With a lighter touch, and some sense of balance, this sort of thing might work. The Walking Dead (especially the comic series) raises a lot of questions about the intersection of liberty and safety and the nature of governmental authority. With this group of writers, though, Fear the Walking Dead's take on the government seems aimed at those who find Alex Jones and Infowars to be too subtle and nuanced.
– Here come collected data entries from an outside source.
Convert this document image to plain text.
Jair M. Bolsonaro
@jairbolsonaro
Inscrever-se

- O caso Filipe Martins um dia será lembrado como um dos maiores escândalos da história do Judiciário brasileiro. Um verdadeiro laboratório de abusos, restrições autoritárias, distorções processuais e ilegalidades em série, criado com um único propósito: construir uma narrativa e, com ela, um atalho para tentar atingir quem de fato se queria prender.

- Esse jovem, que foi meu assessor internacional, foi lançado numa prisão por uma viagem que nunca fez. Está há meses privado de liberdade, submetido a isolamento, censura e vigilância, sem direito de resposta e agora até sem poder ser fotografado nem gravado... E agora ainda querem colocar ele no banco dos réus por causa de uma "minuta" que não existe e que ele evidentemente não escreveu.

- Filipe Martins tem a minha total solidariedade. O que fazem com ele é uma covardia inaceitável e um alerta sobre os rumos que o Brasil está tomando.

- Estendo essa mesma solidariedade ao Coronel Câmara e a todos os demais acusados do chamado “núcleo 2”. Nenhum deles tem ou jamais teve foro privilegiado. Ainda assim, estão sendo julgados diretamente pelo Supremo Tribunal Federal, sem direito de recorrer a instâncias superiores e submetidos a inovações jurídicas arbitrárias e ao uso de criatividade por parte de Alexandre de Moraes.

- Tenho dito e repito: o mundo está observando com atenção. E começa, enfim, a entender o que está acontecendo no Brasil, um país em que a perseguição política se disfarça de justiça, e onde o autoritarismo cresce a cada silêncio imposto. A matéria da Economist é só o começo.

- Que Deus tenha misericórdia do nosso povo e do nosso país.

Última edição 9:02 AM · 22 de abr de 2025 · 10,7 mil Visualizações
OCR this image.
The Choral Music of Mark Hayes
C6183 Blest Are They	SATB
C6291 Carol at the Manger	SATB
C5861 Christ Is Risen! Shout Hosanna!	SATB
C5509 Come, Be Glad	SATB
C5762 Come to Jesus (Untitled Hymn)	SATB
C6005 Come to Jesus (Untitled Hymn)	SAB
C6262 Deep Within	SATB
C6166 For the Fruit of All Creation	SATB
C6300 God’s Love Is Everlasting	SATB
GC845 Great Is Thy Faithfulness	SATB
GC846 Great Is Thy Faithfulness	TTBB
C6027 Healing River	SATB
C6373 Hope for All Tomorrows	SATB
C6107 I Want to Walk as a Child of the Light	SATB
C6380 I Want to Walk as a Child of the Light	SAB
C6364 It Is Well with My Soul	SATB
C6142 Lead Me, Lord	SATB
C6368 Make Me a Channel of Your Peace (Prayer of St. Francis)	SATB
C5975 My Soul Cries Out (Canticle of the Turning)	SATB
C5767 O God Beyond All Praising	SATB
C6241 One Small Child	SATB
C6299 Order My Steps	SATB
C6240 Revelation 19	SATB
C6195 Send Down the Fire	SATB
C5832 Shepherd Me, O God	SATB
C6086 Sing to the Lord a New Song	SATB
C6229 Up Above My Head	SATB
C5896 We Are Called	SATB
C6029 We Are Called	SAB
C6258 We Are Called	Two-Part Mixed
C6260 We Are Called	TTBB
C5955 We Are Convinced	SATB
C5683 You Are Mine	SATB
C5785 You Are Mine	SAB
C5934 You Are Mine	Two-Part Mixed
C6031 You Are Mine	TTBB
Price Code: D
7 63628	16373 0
In the end, we're left with a mess. Civilization has collapsed, the National Guard has abandoned ship, and it's hard to see how the next season won't just be West Coast Walking Dead. The show has been mindlessly entertaining, with some good moments of suspense, but it seems unlikely to generate any characters that we care about as much as the characters in its parent show (Travis and Daniel are becoming more unlikable with every episode), and completely incapable of delivering a coherent picture of the onset of the zombie apocalypse. Instead of showing us realistic characters reacting to an unbelievably horrifying scenario, we've been given a bunch of half-drawn caricatures running around at the whims of the show's creators to satisfy the demands of the plot.
I'll still be watching tonight, and I'll tune in again next summer to see where they go from here, but it's looking less and less likely that this show will capture lightning in a bottle for a second time.